En 1992, lors d’une exposition à Rennes, le Eberhard König (2) avançait l’idée que ce livre d’heures, inachevé, avait pu être \”transporté en Flandre … pour rentrer en Bretagne après\”. Pour notre part nous pensons que ce manuscrit n’a jamais quitté la Bretagne. Saint-Malo, port breton de premier plan, était en contacts permanents avec le pays flamand. Les relations de la Bretagne avec la Flandre avaient commencé dès le XIIIe siècle. Elles se développèrent au XVe siècle, grâce à l’alliance de François II avec Charles-le-Téméraire. Les Bretons fréquentaient surtout les grandes foires de Bergues, Bruges et Anvers. Un des propriétaires du manuscrit, de la famille des armateurs et corsaires ARTUR, commerçait encore avec ce dernier port au milieu du XVIe s. (3) 
Certainement, des plaques de reliures devaient circuler entre les deux pays, comme cela devait être le cas pour des modèles de peintures religieuses, des patrons de vitraux ou des fontes typographiques. D’autre part, il ne faut pas oublier l’importance des artisans itinérants qui travaillèrent dans bien des domaines de l’art en Bretagne. D’un autre côté nos Bretons se sont aussi expatriés (tel le fameux Jean Brito, prototypographe, de Pipriac, installé à Bruges).

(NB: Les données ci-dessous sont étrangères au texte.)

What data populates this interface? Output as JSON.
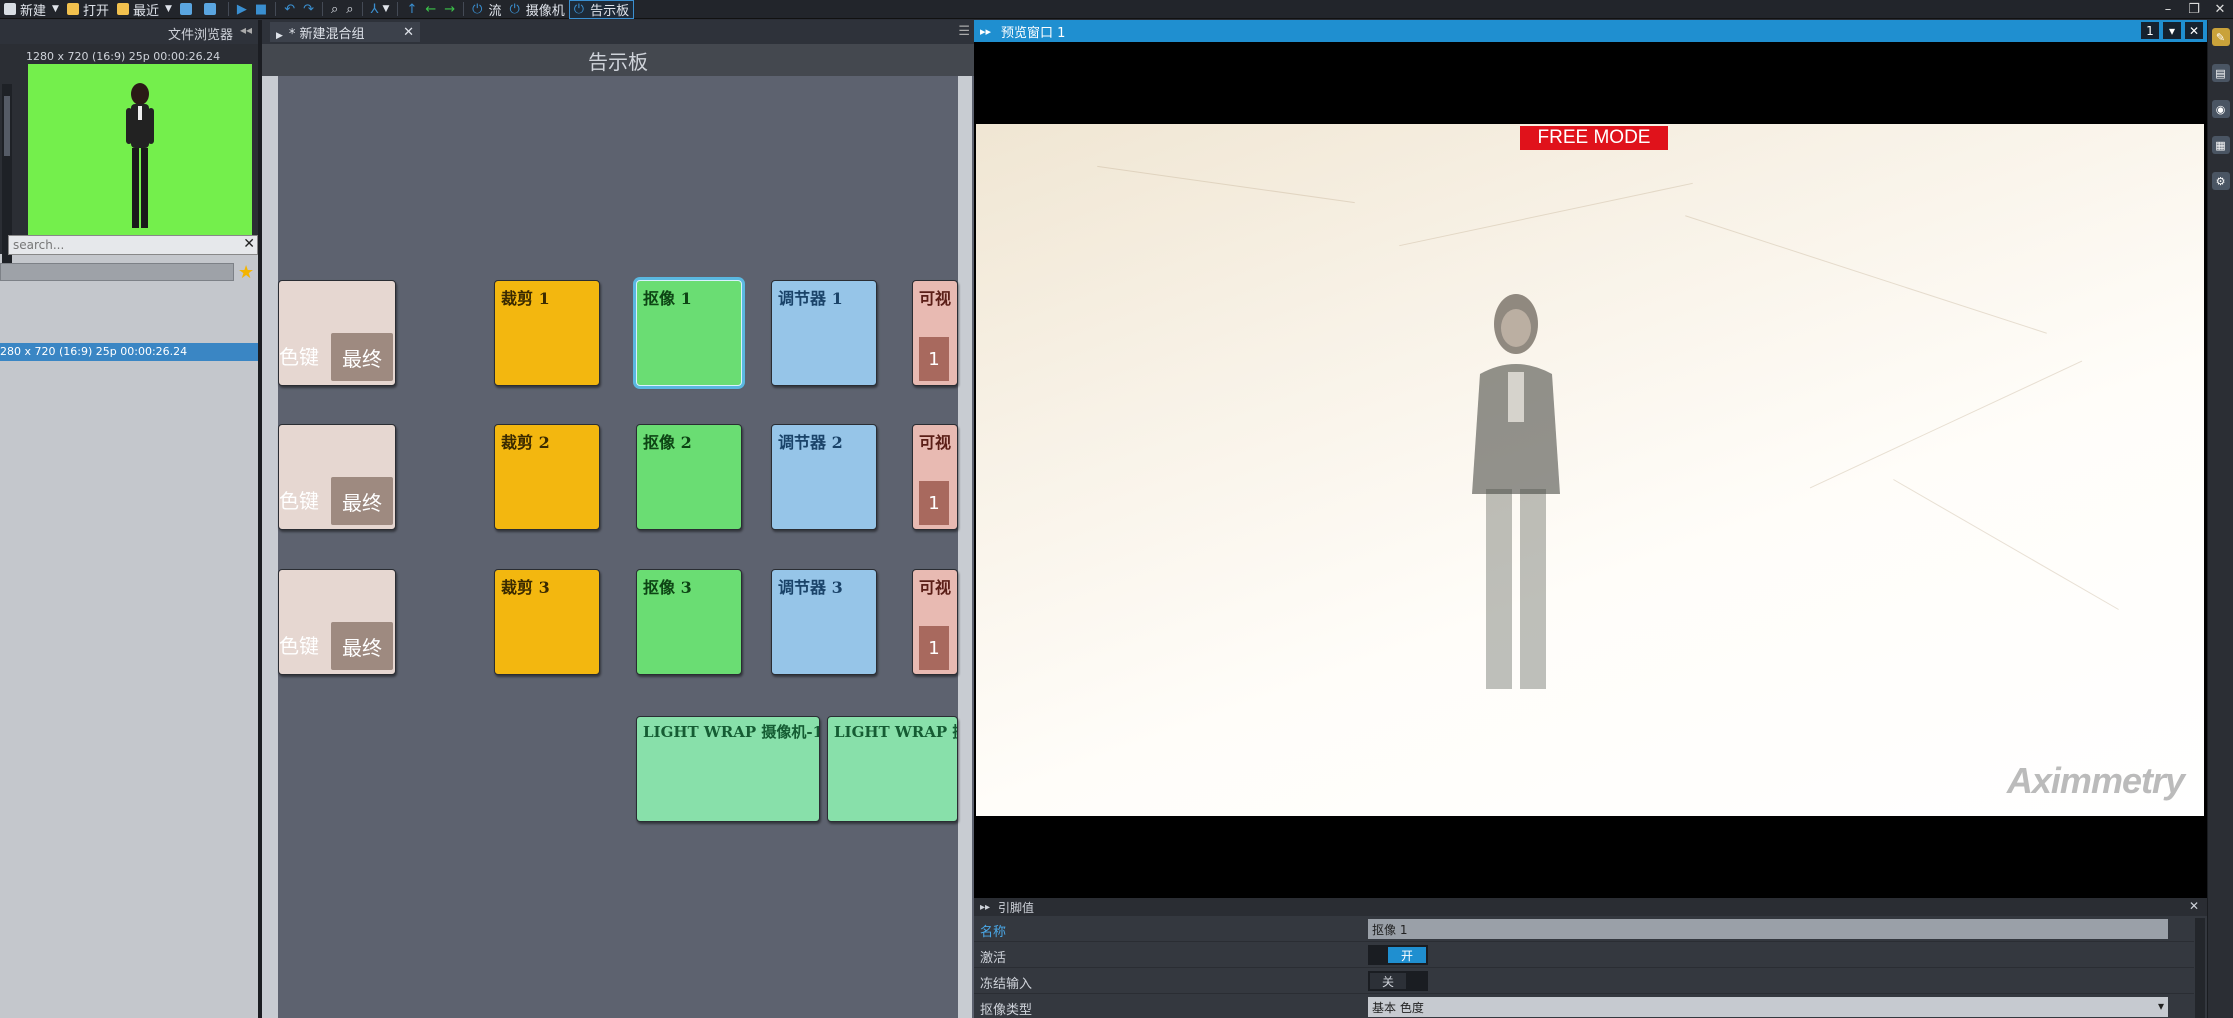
{
  "toolbar": {
    "items": [
      {
        "label": "新建",
        "icon": "new-file-icon"
      },
      {
        "label": "打开",
        "icon": "folder-icon"
      },
      {
        "label": "最近",
        "icon": "recent-icon"
      }
    ],
    "tabs": [
      {
        "label": "流",
        "icon": "power-icon"
      },
      {
        "label": "摄像机",
        "icon": "power-icon"
      },
      {
        "label": "告示板",
        "icon": "power-icon",
        "active": true
      }
    ]
  },
  "file_browser": {
    "title": "文件浏览器",
    "clip_meta": "1280 x 720 (16:9) 25p  00:00:26.24",
    "search_placeholder": "search...",
    "selected_row": "280 x 720 (16:9) 25p  00:00:26.24"
  },
  "compound": {
    "tab_label": "* 新建混合组",
    "board_title": "告示板",
    "final_ghost": "色键",
    "final_button": "最终",
    "crop_nodes": [
      "裁剪 1",
      "裁剪 2",
      "裁剪 3"
    ],
    "key_nodes": [
      "抠像 1",
      "抠像 2",
      "抠像 3"
    ],
    "adj_nodes": [
      "调节器 1",
      "调节器 2",
      "调节器 3"
    ],
    "vis_nodes": [
      "可视",
      "可视",
      "可视"
    ],
    "vis_number": "1",
    "lightwrap_nodes": [
      "LIGHT WRAP 摄像机-1",
      "LIGHT WRAP 摄"
    ]
  },
  "preview": {
    "title": "预览窗口 1",
    "window_number": "1",
    "badge": "FREE MODE",
    "watermark": "Aximmetry"
  },
  "properties": {
    "title": "引脚值",
    "rows": [
      {
        "label": "名称",
        "value": "抠像 1"
      },
      {
        "label": "激活",
        "value": "开"
      },
      {
        "label": "冻结输入",
        "value": "关"
      },
      {
        "label": "抠像类型",
        "value": "基本 色度"
      }
    ]
  },
  "colors": {
    "accent": "#1f8fd0",
    "crop": "#f3b70f",
    "key": "#6add73",
    "adjuster": "#96c5e8",
    "visible": "#e8bab2",
    "lightwrap": "#88e0aa",
    "green_screen": "#74ef4c",
    "free_mode": "#e0121b"
  }
}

Coté décoration, le livre d’heures de la Bibliothèque de Rennes Métropole reste assez décevant. De nombreuses peintures ont été extraites et celles qui restent ont été retouchées par un \”enlumineur\” du XIXe s (peut-être par Casimir Beslay des Fougerays, un ancien possesseur) qui a même été jusqu’à y ajouter une \”Visitation\” de son cru. E. König a relevé l’influence nettement flamande de la Fuite en Egypte.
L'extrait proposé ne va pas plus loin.